The final argument for moving MacArthur at the draft has to do with the potential free agent crop in 2013.  Have a quick look at this list and try not to salivate.  Certainly, not all of Crosby, Jordan Staal, Getzlaf, Perry, Zajac, Iginla, Quick, &c. &c. will make it to free agency, but it would appear that there will be an opportunity to add some difference-making talent next offseason.  The idea of allocating the $2M we save by not re-signing MacArthur to one of those players is certainly an enticing prospect.

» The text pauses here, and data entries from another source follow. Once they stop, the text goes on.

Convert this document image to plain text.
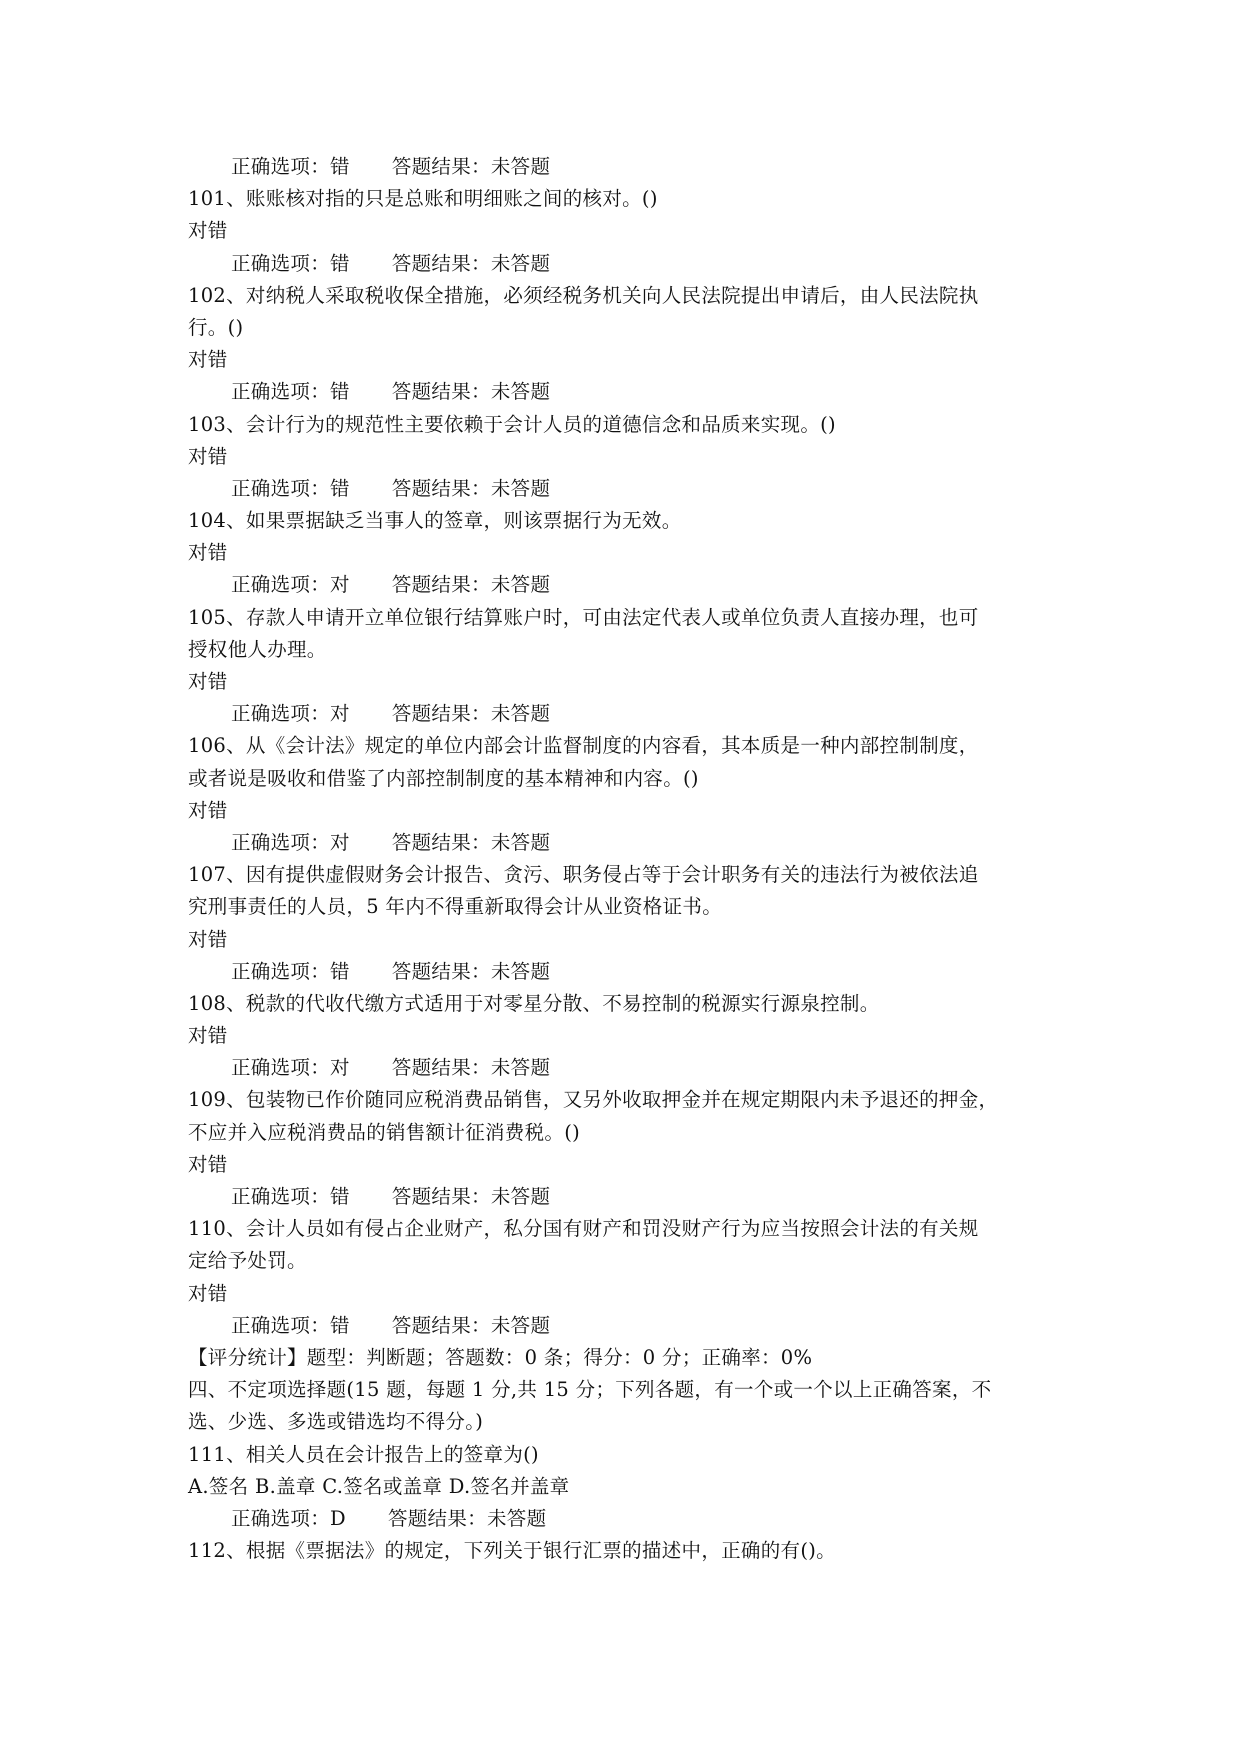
正确选项：错 答题结果：未答题
101、账账核对指的只是总账和明细账之间的核对。()
对错
正确选项：错 答题结果：未答题
102、对纳税人采取税收保全措施，必须经税务机关向人民法院提出申请后，由人民法院执
行。()
对错
正确选项：错 答题结果：未答题
103、会计行为的规范性主要依赖于会计人员的道德信念和品质来实现。()
对错
正确选项：错 答题结果：未答题
104、如果票据缺乏当事人的签章，则该票据行为无效。
对错
正确选项：对 答题结果：未答题
105、存款人申请开立单位银行结算账户时，可由法定代表人或单位负责人直接办理，也可
授权他人办理。
对错
正确选项：对 答题结果：未答题
106、从《会计法》规定的单位内部会计监督制度的内容看，其本质是一种内部控制制度，
或者说是吸收和借鉴了内部控制制度的基本精神和内容。()
对错
正确选项：对 答题结果：未答题
107、因有提供虚假财务会计报告、贪污、职务侵占等于会计职务有关的违法行为被依法追
究刑事责任的人员，5 年内不得重新取得会计从业资格证书。
对错
正确选项：错 答题结果：未答题
108、税款的代收代缴方式适用于对零星分散、不易控制的税源实行源泉控制。
对错
正确选项：对 答题结果：未答题
109、包装物已作价随同应税消费品销售，又另外收取押金并在规定期限内未予退还的押金，
不应并入应税消费品的销售额计征消费税。()
对错
正确选项：错 答题结果：未答题
110、会计人员如有侵占企业财产，私分国有财产和罚没财产行为应当按照会计法的有关规
定给予处罚。
对错
正确选项：错 答题结果：未答题
【评分统计】题型：判断题；答题数：0 条；得分：0 分；正确率：0%
四、不定项选择题(15 题，每题 1 分,共 15 分；下列各题，有一个或一个以上正确答案，不
选、少选、多选或错选均不得分。)
111、相关人员在会计报告上的签章为()
A.签名 B.盖章 C.签名或盖章 D.签名并盖章
正确选项：D 答题结果：未答题
112、根据《票据法》的规定，下列关于银行汇票的描述中，正确的有()。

For those of you who are completely opposed to trading MacArthur, thanks for reading this far.  I understand that there comes a time where you need to draw a line in the sand and stop the roster churn.  I also concede that MacArthur will still be a good player by the time the Leafs could reasonably be expected to be a good team but we can't ignore the realities of our present situation.  We're a team with a lot of question marks and MacArthur is a player who probably only outperforms his contract for one more season.

Clarke MacArthur is a good player who has probably been Brian Burke's best free agent signing.  He really rounded into form as a Leaf and those are the types of players that I'll always have a soft spot for.  Sadly though, Clarke MacArthur is a far more useful piece to a team whose time is now than he is on a team whose time is yet to come and the Leafs, at this point in time, are the latter.

1 comment:

mrj said...

Good article, and I agree with you, to a point. I agree that MacCarthur is not likely going to be worth what he will get as a UFA, very few of them are. I would try and trade him for a bonfide prospect with size rather than a pick though.